Status: v1 (cleared-mode + OSS-default). Spec ref: stargraph-serve-and-bosun §12.1 (FR-61, FR-62, AC-8.1, AC-8.2). Locked decisions: #2 (cf-respond source prefix), #5 (single-process invariant).

This document enumerates the 36 STRIDE cells across 6 attack surfaces. Each cell is a mitigation (with a code reference), an open gap (with the planned post-1.0 fix), or n/a — by construction.

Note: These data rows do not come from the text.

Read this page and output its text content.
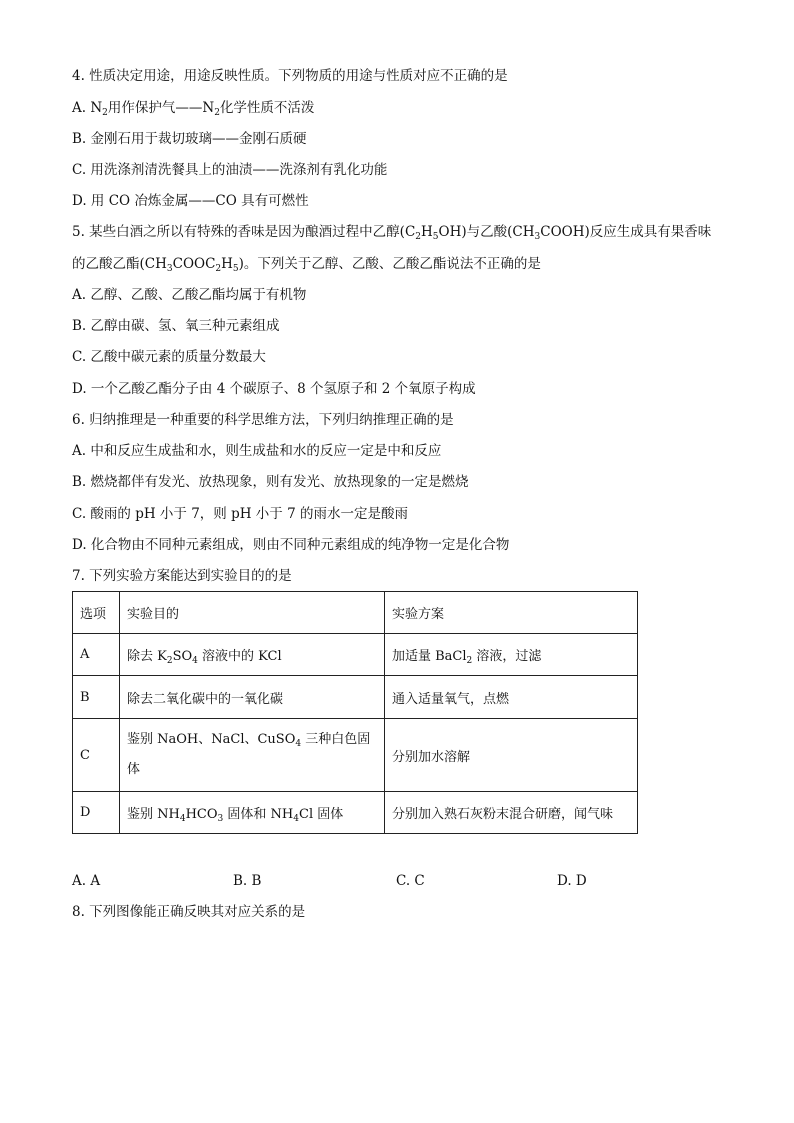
4. 性质决定用途，用途反映性质。下列物质的用途与性质对应不正确的是
A. $N_2$用作保护气$——N_2$化学性质不活泼
B. 金刚石用于裁切玻璃——金刚石质硬
C. 用洗涤剂清洗餐具上的油渍——洗涤剂有乳化功能
D. 用 CO 冶炼金属——CO 具有可燃性
5. 某些白酒之所以有特殊的香味是因为酿酒过程中乙醇$(C_2H_5OH)$与乙酸$(CH_3COOH)$反应生成具有果香味
的乙酸乙酯$(CH_3COOC_2H_5)$。下列关于乙醇、乙酸、乙酸乙酯说法不正确的是
A. 乙醇、乙酸、乙酸乙酯均属于有机物
B. 乙醇由碳、氢、氧三种元素组成
C. 乙酸中碳元素的质量分数最大
D. 一个乙酸乙酯分子由 4 个碳原子、8 个氢原子和 2 个氧原子构成
6. 归纳推理是一种重要的科学思维方法，下列归纳推理正确的是
A. 中和反应生成盐和水，则生成盐和水的反应一定是中和反应
B. 燃烧都伴有发光、放热现象，则有发光、放热现象的一定是燃烧
C. 酸雨的 pH 小于 7，则 pH 小于 7 的雨水一定是酸雨
D. 化合物由不同种元素组成，则由不同种元素组成的纯净物一定是化合物
7. 下列实验方案能达到实验目的的是
选项	实验目的	实验方案
A	除去 $K_2SO_4$ 溶液中的 KCl	加适量 BaCl$_2$ 溶液，过滤
B	除去二氧化碳中的一氧化碳	通入适量氧气，点燃
C	鉴别 NaOH、NaCl、CuSO$_4$ 三种白色固
体	分别加水溶解
D	鉴别 $NH_4HCO_3$ 固体和 $NH_4Cl$ 固体	分别加入熟石灰粉末混合研磨，闻气味
A. A	B. B	C. C	D. D
8. 下列图像能正确反映其对应关系的是
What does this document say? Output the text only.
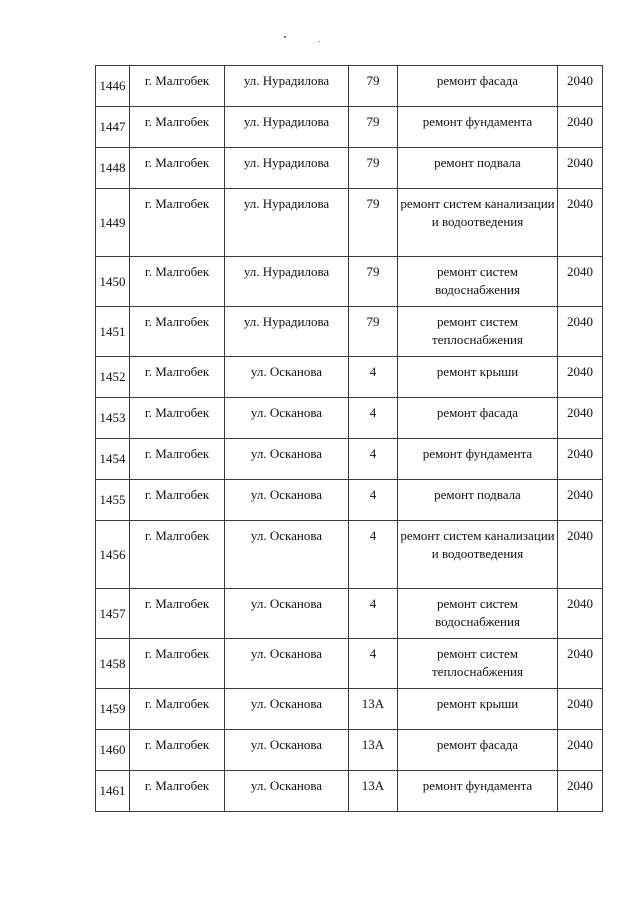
1446	г. Малгобек	ул. Нурадилова	79	ремонт фасада	2040
1447	г. Малгобек	ул. Нурадилова	79	ремонт фундамента	2040
1448	г. Малгобек	ул. Нурадилова	79	ремонт подвала	2040
1449	г. Малгобек	ул. Нурадилова	79	ремонт систем канализации и водоотведения	2040
1450	г. Малгобек	ул. Нурадилова	79	ремонт систем водоснабжения	2040
1451	г. Малгобек	ул. Нурадилова	79	ремонт систем теплоснабжения	2040
1452	г. Малгобек	ул. Осканова	4	ремонт крыши	2040
1453	г. Малгобек	ул. Осканова	4	ремонт фасада	2040
1454	г. Малгобек	ул. Осканова	4	ремонт фундамента	2040
1455	г. Малгобек	ул. Осканова	4	ремонт подвала	2040
1456	г. Малгобек	ул. Осканова	4	ремонт систем канализации и водоотведения	2040
1457	г. Малгобек	ул. Осканова	4	ремонт систем водоснабжения	2040
1458	г. Малгобек	ул. Осканова	4	ремонт систем теплоснабжения	2040
1459	г. Малгобек	ул. Осканова	13А	ремонт крыши	2040
1460	г. Малгобек	ул. Осканова	13А	ремонт фасада	2040
1461	г. Малгобек	ул. Осканова	13А	ремонт фундамента	2040
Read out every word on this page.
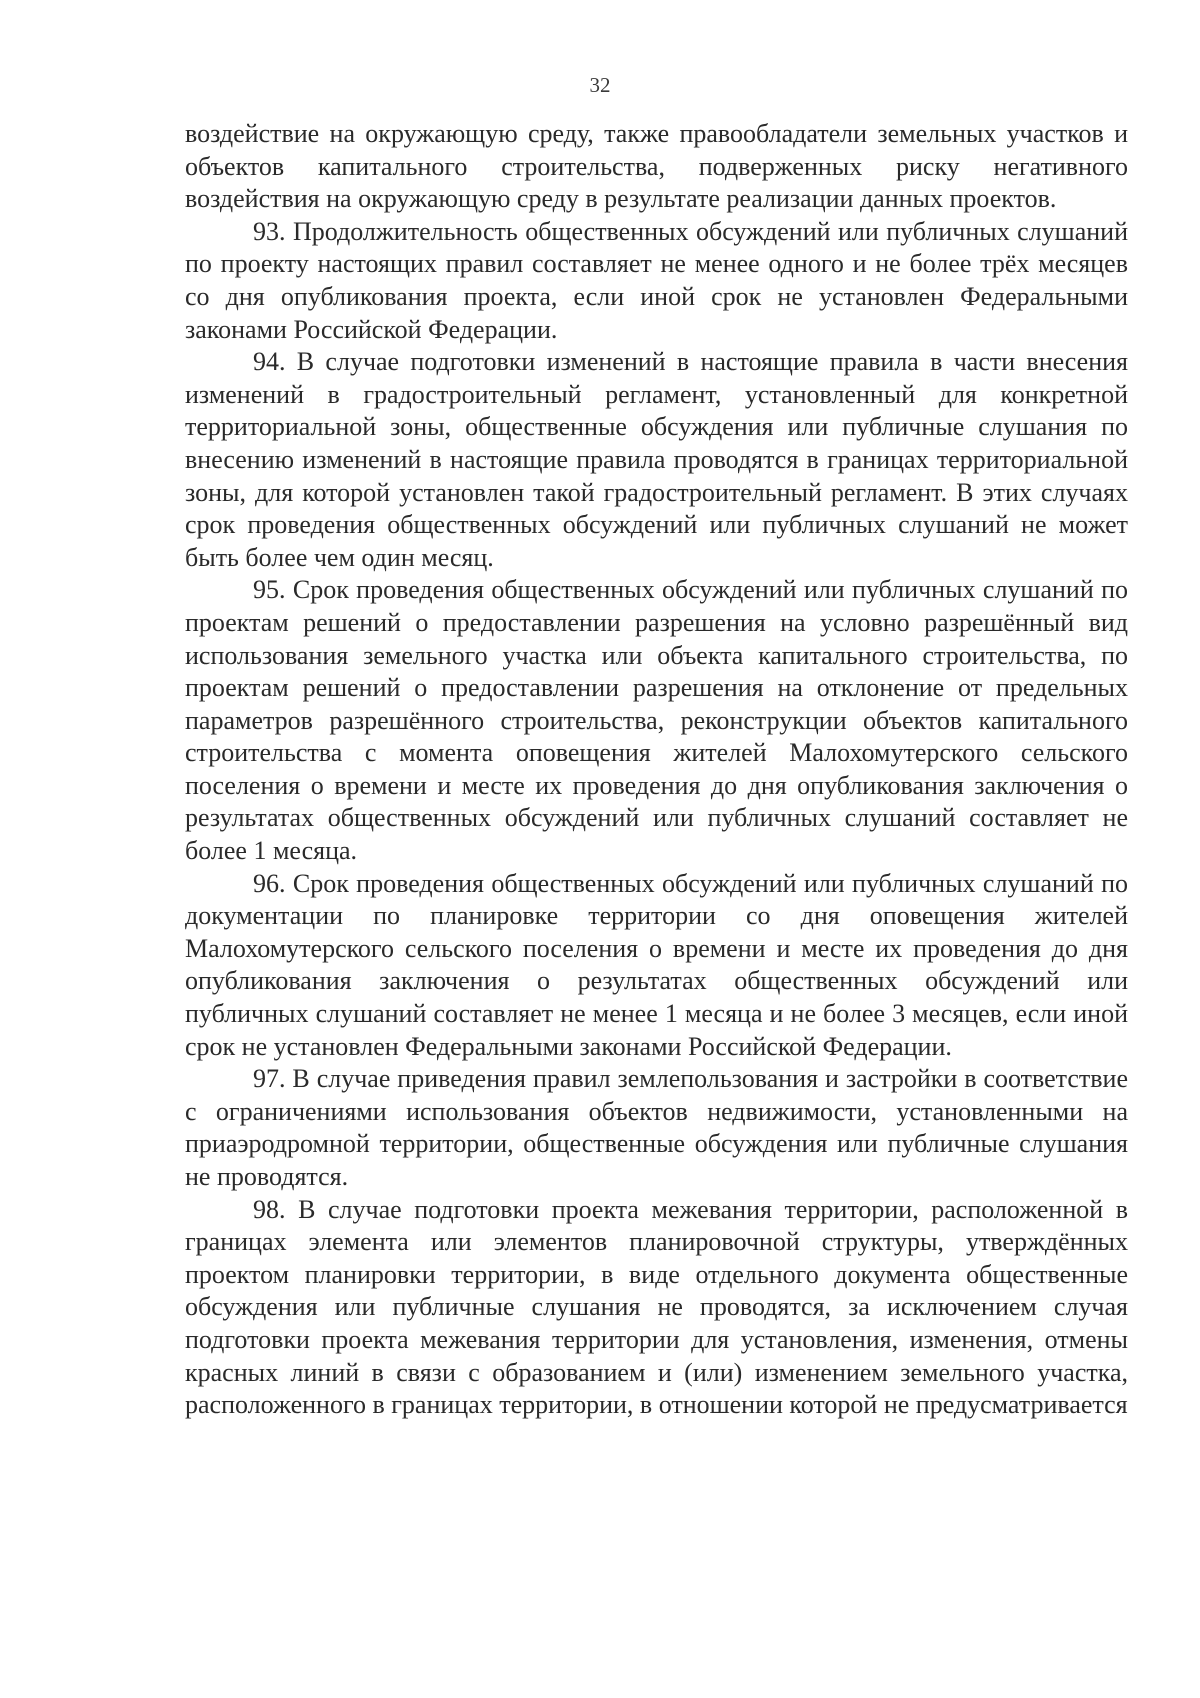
32

воздействие на окружающую среду, также правообладатели земельных участков и объектов капитального строительства, подверженных риску негативного воздействия на окружающую среду в результате реализации данных проектов.

93. Продолжительность общественных обсуждений или публичных слушаний по проекту настоящих правил составляет не менее одного и не более трёх месяцев со дня опубликования проекта, если иной срок не установлен Федеральными законами Российской Федерации.

94. В случае подготовки изменений в настоящие правила в части внесения изменений в градостроительный регламент, установленный для конкретной территориальной зоны, общественные обсуждения или публичные слушания по внесению изменений в настоящие правила проводятся в границах территориальной зоны, для которой установлен такой градостроительный регламент. В этих случаях срок проведения общественных обсуждений или публичных слушаний не может быть более чем один месяц.

95. Срок проведения общественных обсуждений или публичных слушаний по проектам решений о предоставлении разрешения на условно разрешённый вид использования земельного участка или объекта капитального строительства, по проектам решений о предоставлении разрешения на отклонение от предельных параметров разрешённого строительства, реконструкции объектов капитального строительства с момента оповещения жителей Малохомутерского сельского поселения о времени и месте их проведения до дня опубликования заключения о результатах общественных обсуждений или публичных слушаний составляет не более 1 месяца.

96. Срок проведения общественных обсуждений или публичных слушаний по документации по планировке территории со дня оповещения жителей Малохомутерского сельского поселения о времени и месте их проведения до дня опубликования заключения о результатах общественных обсуждений или публичных слушаний составляет не менее 1 месяца и не более 3 месяцев, если иной срок не установлен Федеральными законами Российской Федерации.

97. В случае приведения правил землепользования и застройки в соответствие с ограничениями использования объектов недвижимости, установленными на приаэродромной территории, общественные обсуждения или публичные слушания не проводятся.

98. В случае подготовки проекта межевания территории, расположенной в границах элемента или элементов планировочной структуры, утверждённых проектом планировки территории, в виде отдельного документа общественные обсуждения или публичные слушания не проводятся, за исключением случая подготовки проекта межевания территории для установления, изменения, отмены красных линий в связи с образованием и (или) изменением земельного участка, расположенного в границах территории, в отношении которой не предусматривается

The most prominent v1 gap is the Fathom-pack hot-reload absence (see Tampering × Plugin loader and Elevation × Plugin loader): a malicious pack mutation requires a serve restart to take effect. The v1 boundary is "bring your own clean operator workflow"; post-1.0 work plans an SBOM-gated reload path.

Attack surfaces

# Surface Description
1 HTTP API FastAPI routes mounted under /v1/*. Auth = profile-driven.
2 WebSocket stream /v1/runs/{id}/stream (SSE-equivalent over WS).
3 Plugin loader Entry-point discovery (stargraph.plugins) + Bosun pack loader.
4 IR loader YAML graph documents authored by humans or LLM-generated.
5 State + Checkpointer SQLite checkpointer, run history, audit-sink coupling.
6 Replay engine cf-fork mutation overlay + diff renderer.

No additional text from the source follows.